In the second opinion, Judge Holmes determined accuracy-related penalties should not be applied to the income tax deficiencies asserted against the taxpayer.  How important was the penalties decision to the taxpayer?  Judge Holmes’ decision on penalties saved the taxpayer approximately $4.0M.

 

  • What dispensaries can take advantage of the silver lining in these two decisions?
  • The dispensary must have open tax years for federal income tax purposes.
  • The dispensary must have operated in a manner comparable to Harborside.
  • The dispensary cannot have used IRC §471 to determine COGS.

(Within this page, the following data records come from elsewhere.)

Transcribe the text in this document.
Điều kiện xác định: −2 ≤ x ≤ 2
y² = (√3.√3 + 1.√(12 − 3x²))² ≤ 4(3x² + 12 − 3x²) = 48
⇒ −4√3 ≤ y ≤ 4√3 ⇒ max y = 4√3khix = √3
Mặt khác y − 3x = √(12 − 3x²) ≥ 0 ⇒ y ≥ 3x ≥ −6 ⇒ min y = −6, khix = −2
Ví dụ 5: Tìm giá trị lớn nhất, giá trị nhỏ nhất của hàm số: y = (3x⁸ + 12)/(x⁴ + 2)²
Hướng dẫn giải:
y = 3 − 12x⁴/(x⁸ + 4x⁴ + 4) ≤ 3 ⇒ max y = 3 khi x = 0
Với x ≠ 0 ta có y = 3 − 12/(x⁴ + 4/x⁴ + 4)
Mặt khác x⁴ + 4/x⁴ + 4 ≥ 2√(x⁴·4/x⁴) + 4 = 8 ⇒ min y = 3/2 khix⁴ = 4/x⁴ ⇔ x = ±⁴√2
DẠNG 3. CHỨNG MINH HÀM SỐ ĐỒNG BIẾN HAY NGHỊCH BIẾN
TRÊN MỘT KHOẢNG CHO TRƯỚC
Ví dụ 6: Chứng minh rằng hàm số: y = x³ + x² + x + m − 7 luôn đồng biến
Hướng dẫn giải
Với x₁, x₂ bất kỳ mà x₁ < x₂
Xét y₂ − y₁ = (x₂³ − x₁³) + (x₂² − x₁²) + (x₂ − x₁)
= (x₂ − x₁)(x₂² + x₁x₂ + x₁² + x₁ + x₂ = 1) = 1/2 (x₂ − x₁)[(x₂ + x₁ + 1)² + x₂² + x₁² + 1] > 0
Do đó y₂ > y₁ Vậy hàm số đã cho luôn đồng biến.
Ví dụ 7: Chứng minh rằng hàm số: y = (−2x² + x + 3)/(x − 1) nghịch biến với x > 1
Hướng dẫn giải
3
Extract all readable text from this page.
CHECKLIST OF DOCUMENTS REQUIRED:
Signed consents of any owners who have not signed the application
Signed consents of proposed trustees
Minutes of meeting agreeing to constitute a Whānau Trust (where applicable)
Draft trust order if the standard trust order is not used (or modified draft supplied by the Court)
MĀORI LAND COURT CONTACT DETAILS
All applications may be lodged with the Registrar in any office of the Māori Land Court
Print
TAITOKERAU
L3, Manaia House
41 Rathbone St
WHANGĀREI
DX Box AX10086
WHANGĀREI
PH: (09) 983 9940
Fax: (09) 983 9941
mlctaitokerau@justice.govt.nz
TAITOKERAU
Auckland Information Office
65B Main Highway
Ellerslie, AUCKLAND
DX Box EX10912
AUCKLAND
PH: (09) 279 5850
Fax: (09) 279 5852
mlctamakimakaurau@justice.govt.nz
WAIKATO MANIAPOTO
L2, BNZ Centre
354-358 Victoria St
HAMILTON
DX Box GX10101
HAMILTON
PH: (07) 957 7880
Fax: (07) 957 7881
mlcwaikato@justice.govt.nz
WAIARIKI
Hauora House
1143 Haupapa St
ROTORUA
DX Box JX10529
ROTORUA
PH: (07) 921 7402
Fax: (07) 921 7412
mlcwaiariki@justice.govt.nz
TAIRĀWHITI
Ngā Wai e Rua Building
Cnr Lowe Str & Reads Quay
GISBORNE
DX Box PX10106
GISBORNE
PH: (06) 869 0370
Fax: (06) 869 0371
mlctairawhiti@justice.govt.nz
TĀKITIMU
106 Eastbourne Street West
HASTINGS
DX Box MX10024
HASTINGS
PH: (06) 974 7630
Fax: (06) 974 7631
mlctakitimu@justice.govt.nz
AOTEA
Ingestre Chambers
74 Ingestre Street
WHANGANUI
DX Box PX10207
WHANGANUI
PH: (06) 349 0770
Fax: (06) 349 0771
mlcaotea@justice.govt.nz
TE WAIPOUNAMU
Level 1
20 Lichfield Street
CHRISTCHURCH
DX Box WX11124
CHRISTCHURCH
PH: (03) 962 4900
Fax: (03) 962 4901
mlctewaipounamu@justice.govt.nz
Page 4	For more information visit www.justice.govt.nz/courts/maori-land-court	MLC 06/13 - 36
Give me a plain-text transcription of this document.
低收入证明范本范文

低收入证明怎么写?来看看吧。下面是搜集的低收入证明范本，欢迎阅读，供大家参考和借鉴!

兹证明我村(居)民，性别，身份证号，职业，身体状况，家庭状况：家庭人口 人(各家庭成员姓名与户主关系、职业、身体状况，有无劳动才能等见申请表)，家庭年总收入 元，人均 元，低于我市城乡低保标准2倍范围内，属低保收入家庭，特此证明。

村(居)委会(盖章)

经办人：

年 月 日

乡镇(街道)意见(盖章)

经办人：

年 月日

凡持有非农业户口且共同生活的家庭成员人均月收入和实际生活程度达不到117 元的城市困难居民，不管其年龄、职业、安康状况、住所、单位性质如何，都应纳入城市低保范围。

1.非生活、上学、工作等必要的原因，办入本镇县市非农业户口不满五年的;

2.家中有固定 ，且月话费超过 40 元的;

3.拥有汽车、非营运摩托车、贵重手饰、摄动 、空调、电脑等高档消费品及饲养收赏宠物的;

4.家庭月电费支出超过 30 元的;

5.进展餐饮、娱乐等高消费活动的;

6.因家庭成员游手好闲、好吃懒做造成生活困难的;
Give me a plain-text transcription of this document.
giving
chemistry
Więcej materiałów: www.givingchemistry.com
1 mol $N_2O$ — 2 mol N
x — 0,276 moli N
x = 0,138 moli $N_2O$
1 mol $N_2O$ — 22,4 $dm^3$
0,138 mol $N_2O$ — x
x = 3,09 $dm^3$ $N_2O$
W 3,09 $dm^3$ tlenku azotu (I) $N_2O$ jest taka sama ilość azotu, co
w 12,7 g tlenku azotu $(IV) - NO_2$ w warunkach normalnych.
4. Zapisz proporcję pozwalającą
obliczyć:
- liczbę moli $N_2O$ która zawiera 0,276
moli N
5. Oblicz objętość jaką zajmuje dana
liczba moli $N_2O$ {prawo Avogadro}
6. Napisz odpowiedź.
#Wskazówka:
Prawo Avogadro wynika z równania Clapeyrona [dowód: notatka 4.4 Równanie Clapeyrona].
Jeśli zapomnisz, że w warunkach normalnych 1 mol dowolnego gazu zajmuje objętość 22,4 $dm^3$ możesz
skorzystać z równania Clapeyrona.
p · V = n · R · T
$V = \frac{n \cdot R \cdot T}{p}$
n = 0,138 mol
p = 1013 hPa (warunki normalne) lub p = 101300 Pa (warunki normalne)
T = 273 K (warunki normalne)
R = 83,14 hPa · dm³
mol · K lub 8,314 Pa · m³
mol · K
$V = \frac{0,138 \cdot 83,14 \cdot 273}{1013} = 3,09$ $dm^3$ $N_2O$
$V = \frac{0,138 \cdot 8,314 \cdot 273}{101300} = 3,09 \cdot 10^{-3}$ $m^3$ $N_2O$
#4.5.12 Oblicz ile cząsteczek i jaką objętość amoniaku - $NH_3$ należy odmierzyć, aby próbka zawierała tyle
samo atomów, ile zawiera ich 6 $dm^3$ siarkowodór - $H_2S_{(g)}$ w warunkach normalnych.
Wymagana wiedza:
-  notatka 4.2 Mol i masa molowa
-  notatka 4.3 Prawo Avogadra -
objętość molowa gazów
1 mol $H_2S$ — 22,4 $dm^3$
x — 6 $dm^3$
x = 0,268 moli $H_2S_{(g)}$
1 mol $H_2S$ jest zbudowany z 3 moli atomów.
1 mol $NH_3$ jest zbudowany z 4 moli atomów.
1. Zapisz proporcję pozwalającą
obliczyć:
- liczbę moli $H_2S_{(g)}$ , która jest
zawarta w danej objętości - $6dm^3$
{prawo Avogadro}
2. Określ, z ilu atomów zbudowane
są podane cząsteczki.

A dispensary that meets the above criteria should carefully evaluate whether it will potentially benefit from the preparation of amended federal income tax returns.  If the dispensary already has one or more income tax return under examination, or if federal income tax deficiencies have already been asserted against the dispensary, the decision to evaluate the potential benefit of amended returns is a no-brainer.  A dispensary that is already facing federal income tax deficiencies is being poorly advised if it does not consider the potential benefits of amended income tax returns.

 

For a dispensary that is not already facing a potential federal income tax deficiency, the question of whether amended income tax returns should be prepared and filed for open years is more difficult to answer.  The filing of an amended federal income tax return that involves significant amounts is likely to result in an examination.  In the event an examination is initiated, the entire return may be examined by the Internal Revenue Service (“IRS”).

 

One of the fundamental principles of the federal income tax law is that a taxpayer has no obligation to file an amended income tax return when an error in the taxpayer’s return is discovered subsequent to the filing of an income tax return that was believed to be accurate when filed.  All cannabis dispensaries that filed federal income tax returns that did not utilize IRC §471 now are deemed to know that their income tax returns were erroneous.  Judge Holmes’ opinion is conclusive on this issue.  All cannabis dispensaries are charged with knowing this p0int of federal income tax law beginning no later than 2018.  Such dispensaries, however, are not obligated to file amended returns for years prior to 2018 if the returns were believed to be proper when filed.  Dispensaries can allow the statute of limitations run with respect to any such filed returns.

 

The flip side of this issue is that all dispensaries that do not utilize IRC §471 for 2018 and subsequent years will be subject to penalties if their returns are examined.  A dispensary that files federal income tax returns for 2018 and subsequent years that fails to follow the principles outlined in Judge Holmes opinion will be deemed to have disregarded rules and regulations.  Disregard of rules and regulations one of the tests for accuracy-related penalties. [Finally, See Harborside Redux Redux Redux]

 

Every cannabis dispensary must carefully consider its filing positions every year, although the availability of IRC §471 for California cannabis dispensaries ceased in 2018.  As we have previously discussed, California cannabis dispensaries lost the benefit of IRC §471 beginning in 2018 for other reasons. [See Cannabis Inventory Costing Update – Post Harborside]

 

It is critical to the financial success of all California cannabis businesses, not just California dispensaries, to keep in mind the who, how and when of taxes.  Governmental agencies expect to receive approximately 40% of all of the dollar collected from California cannabis consumers.  California is already wondering why millions of tax dollars appear to be missing.

 

In 2018 the management of tax liabilities very likely became the single most important factor in the long-term financial success of every California cannabis business.